Chanting as a Practice

Ajahn Kevali

Chanting as a Practice

So even the simple recitation of the meditation word ‘Buddho’ can capture both aspects of mindfulness – the first one, where you just completely let go and immerse yourself in the present moment experience and just let the awareness of the atmosphere take over your mind, feeling your mind expanding, widening and broadening, becoming radiant and all-encompassing towards anything that happens.
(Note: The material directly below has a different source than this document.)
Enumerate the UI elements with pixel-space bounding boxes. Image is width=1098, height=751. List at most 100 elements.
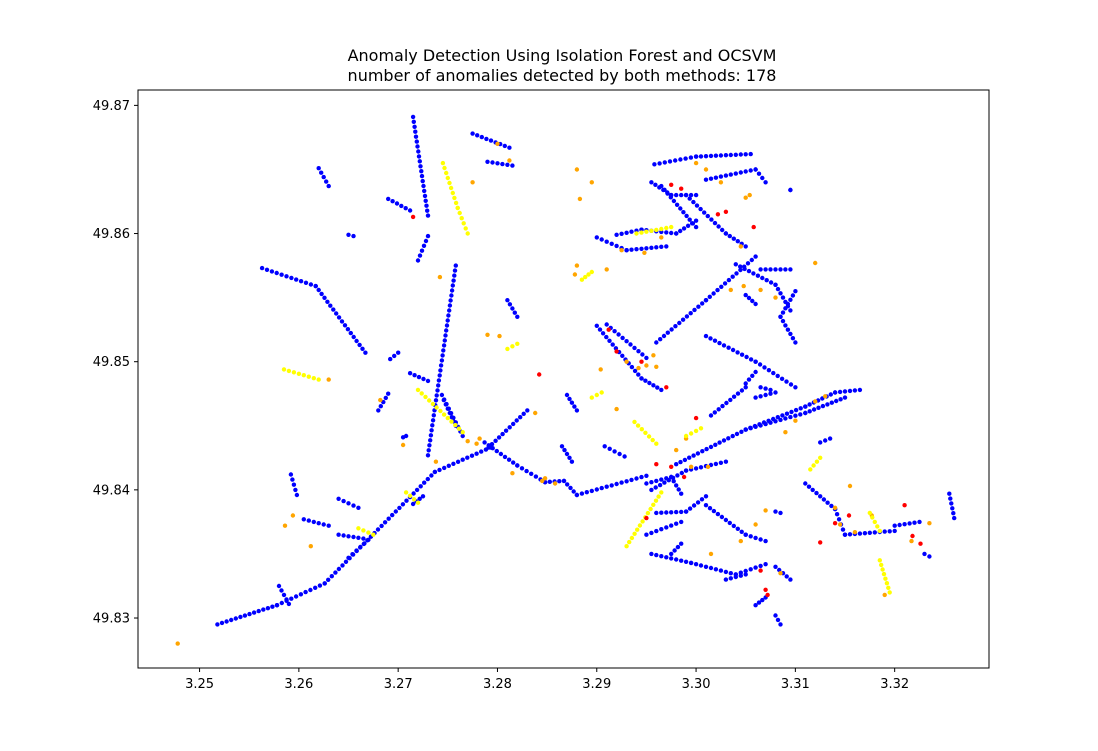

And there is the second aspect of mindfulness, where you are putting everything down to a certain particular task and exercise, giving rise to a specific meaning, that then fully captures your mind.

Doing this practice of sitting silently meditating on the two syllables ‘Bud-dho’ can bring up a lot of joyous, blissful feelings – an experience of elevation. By reciting and correctly focussing attention we fill our hearts with faith and devotion. In so doing we begin to sense a connection with something beyond ‘I’, ‘me’, ‘mine’. Meditating on the name of the Buddha can lead us to a connection with an aspiration shared by many practitioners through the centuries; something very broad and universal. Previously we had studied about the Buddha and reached a good enough cognitive appreciation; now we are including feelings of devotion in our practice.

This reflection by Ajahn Kevali is from the book, Seeing the Way, Volume 2, p. 144.